Why was the city's case not brought to IATF? If it was transmitted, accurately and clearly, then the problem is with the task force. It wasn't being "objective" or didn't "analyze" it well.

OTHER IATF REASONS. It is entirely plausible though that IATF has based its decision not just on the stats provided to the task force.

There might be other reasons clear only to IATF that's supposedly looking at the forest, not just the trees.

What's wrong with that theory though: IATF is publicly explaining its decision with facts that don't jibe with Cebu City's, or even Talisay City's facts. (Talisay City is categorized under modified ECQ when it was GCQ, along with the rest of Cebu island from June 1 to 15.)

THE BLAME GAME is expected, political Cebuanos being what they are, as political as most of the Covid-infected are asymptomatic.

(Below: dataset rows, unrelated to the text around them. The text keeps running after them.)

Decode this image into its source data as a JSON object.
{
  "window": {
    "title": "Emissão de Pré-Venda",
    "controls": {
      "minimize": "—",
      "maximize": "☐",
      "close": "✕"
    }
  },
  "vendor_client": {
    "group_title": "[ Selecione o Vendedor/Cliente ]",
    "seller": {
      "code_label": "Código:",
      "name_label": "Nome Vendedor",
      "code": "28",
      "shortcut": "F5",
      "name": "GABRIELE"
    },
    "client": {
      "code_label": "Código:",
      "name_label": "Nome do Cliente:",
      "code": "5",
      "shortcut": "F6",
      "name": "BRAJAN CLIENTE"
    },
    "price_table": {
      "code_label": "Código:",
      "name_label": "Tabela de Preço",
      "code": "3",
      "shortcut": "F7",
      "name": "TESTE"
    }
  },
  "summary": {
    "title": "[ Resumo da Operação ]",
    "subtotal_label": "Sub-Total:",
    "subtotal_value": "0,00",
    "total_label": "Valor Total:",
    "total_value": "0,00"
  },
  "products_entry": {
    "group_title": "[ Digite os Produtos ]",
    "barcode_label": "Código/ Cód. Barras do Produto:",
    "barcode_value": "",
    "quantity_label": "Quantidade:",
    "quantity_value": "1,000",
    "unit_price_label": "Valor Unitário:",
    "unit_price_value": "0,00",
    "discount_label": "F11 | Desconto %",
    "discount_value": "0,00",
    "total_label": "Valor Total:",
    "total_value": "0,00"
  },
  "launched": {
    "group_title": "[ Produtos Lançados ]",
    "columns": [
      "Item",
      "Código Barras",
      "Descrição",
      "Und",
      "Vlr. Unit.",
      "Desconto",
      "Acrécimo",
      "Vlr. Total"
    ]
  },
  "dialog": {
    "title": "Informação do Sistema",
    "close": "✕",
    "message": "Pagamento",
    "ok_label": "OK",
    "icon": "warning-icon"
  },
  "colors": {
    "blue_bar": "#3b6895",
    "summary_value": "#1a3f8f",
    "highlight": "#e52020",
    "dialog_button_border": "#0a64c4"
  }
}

Public rant over the performance of public officials is much worse now, with the digital social platforms providing ease and speed in throwing criticism or condemnation, mostly without much thought or concern for facts.

But blame cannot be pinned on the IATF or the local officials until the public knows what's really going on. From Day One, there have been a lot of questions that are not adequately explained and left to hang. LGU leaders give regular live-streamed briefings but pick the topics. Public information offices ignore the subjects that social media call out for being clear and confusing. Some LGU heads simply don't hold press-cons and thus avoid media and public scrutiny.

Why blame the Cebu City mayor? Because the city is in a situation -- business is hurting, says the mayor -- and Labella is a visible, audible target. IATF provokes hostility but it's far and not in sight and enjoys the president's confidence.

If another mayor were at City Hall, one couldn't be sure if he would've done better or worse, maybe worse if he'd fight Malacanang instead.

The law made it clear: IATF and the Office of the President would make the call, LGUs would fall in line. The Bayanihan to Heal as One Act already expired by constitutional fiat but that has seemed not to matter to the central authority.

CONTROVERSIAL MASS TESTING. Cebu City may lose in its appeal to IATF. Cebu Province was already rebuffed twice in its plea to shift from GCQ to MGCQ.

DILG chief Eduardo Ano advised Mayor Labella to tighten enforcement of guidelines, something like enhancing the enhanced.

Other mayors, Labella disclosed, earlier suggested that Cebu City stop its mass testing. No tests, no confirmation of infections, most of which are asymptomatic. The Trump theory: no tests, no derogatory report of positive cases. What's happening stays hidden.

Did Cebu City hang itself with its own rope?

The apparent dilemma is having to choose between mass testing, with the result showing actual extent of damage on the community's public health, and shunning the widespread tests, with the illnesses hidden from public and official view.

ANOTHER CONSEQUENCE. US epidemiologist Anthony Faucci said there is another consequence, which should be the compelling consideration: more deaths if there's no adequate testing.

Other LGUs shun testing and in effect hide many infectious but symptom-less cases -- and get a good rating. Cebu City does mass testing and flunks the IATF grading.

Apparently, the situation has not been presented well to IATF: the different results from those with enough testing and with not enough or none at all.

Labella told dyCM's Monteclar he'd risk the "consequences," including the flak, without evidence yet, that they're buying all the 45,000 test kits for less than noble reasons. To the mayor, he'd be saving lives by mass testing, intensive tracing, isolation or quarantine and treatment.

WHAT'S NEXT. Cebu City is dissatisfied with the current ECQ category but has already set the machinery rolling for its implementation. It has no choice; no LGU has.

Cebu City can improve its numbers, on which IATF ratings are based, and more: see to it that the correct, updated information gets sent up. There's a lot of work on something else that goes with saving lives: saving livelihoods.